His novel The Yiddish Policemen's Union, an alternate history mystery novel, was published in 2007 and won the Hugo, Sidewise, Nebula and Ignotus awards; his serialized novel Gentlemen of the Road appeared in book form in the fall of the same year.

2010

As he remarked in 2010, "I just copied the writers whose voices I was responding to, and I think that's probably the best way to learn."

Chabon was ambivalent about his newfound fame.

He turned down offers to appear in a Gap ad and to be featured as one of People's "50 Most Beautiful People".
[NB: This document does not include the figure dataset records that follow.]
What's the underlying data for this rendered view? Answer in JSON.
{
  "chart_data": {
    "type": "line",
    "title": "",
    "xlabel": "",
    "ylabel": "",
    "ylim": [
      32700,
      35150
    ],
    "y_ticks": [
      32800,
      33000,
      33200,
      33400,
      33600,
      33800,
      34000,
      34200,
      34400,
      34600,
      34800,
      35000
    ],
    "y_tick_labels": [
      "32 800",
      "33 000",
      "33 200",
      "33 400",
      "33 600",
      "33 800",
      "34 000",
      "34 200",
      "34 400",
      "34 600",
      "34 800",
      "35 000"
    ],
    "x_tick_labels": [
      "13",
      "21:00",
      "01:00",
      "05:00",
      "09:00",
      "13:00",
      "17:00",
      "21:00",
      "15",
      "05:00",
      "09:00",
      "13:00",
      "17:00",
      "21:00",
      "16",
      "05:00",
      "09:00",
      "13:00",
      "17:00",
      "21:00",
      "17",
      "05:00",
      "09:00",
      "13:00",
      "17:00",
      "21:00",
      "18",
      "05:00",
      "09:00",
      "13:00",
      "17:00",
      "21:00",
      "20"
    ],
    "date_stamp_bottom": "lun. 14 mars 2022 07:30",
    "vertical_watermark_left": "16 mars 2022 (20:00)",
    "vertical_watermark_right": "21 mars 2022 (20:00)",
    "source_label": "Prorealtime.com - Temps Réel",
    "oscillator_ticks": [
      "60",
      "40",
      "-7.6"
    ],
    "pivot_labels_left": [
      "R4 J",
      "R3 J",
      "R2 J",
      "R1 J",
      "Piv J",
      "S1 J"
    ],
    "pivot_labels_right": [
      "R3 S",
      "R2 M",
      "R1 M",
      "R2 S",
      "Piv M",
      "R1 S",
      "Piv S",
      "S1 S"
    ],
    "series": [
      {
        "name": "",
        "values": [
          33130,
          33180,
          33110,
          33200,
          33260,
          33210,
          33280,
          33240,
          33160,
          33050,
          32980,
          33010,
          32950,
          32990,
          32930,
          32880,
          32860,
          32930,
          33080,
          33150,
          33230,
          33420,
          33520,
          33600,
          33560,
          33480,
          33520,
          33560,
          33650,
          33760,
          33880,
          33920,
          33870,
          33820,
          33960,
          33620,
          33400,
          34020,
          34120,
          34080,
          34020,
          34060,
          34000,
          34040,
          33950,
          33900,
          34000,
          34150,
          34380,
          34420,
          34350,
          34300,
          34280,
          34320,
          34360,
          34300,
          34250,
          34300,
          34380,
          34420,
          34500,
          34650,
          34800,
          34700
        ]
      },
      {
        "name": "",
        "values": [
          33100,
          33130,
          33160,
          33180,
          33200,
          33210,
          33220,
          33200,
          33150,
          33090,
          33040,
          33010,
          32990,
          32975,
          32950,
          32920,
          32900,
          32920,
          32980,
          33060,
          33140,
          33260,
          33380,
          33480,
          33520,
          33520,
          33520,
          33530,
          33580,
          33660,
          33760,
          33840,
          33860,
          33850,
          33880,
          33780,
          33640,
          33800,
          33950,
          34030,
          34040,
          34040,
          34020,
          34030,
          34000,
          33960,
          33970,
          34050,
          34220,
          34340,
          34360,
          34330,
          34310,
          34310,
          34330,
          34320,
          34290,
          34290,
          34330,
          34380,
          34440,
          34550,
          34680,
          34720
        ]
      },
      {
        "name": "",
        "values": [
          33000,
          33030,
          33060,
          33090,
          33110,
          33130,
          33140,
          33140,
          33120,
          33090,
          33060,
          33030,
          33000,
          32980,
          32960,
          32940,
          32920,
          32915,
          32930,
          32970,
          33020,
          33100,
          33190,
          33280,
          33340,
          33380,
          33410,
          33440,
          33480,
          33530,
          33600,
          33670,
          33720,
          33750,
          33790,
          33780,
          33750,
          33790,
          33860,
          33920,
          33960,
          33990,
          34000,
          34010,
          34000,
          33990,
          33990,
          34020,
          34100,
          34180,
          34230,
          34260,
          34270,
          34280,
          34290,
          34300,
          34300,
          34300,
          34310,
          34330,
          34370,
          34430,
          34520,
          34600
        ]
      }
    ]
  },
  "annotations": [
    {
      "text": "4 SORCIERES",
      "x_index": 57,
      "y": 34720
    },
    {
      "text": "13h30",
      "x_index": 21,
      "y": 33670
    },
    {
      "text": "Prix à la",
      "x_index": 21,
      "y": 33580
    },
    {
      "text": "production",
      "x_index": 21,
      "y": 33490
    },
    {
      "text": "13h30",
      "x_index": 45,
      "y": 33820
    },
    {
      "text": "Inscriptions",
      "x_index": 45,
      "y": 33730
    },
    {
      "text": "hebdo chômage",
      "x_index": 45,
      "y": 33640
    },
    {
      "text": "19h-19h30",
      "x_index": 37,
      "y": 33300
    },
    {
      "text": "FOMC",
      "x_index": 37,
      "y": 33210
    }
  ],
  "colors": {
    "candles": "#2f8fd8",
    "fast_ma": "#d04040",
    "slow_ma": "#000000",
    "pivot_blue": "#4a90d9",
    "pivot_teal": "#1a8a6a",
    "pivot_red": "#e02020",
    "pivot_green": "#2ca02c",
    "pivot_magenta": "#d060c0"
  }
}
He later said of the People offer, "I don't give a shit [about it] ... I only take pride in things I've actually done myself. To be praised for something like that is just weird. It just felt like somebody calling and saying, 'We want to put you in a magazine because the weather's so nice where you live.' "

2012

In 2012, Chabon published Telegraph Avenue, billed as "a twenty-first century Middlemarch", concerning the tangled lives of two families in the San Francisco Bay Area in 2004.

2016

He followed Telegraph Avenue in November 2016 with his latest novel, Moonglow, a fictionalized memoir of his maternal grandfather, based on his deathbed confessions under the influence of powerful painkillers in Chabon's mother's California home in 1989.

Chabon's work is characterized by complex language, and the frequent use of metaphor along with recurring themes such as nostalgia, divorce, abandonment, fatherhood, and most notably issues of Jewish identity.

He often includes gay, bisexual, and Jewish characters in his work.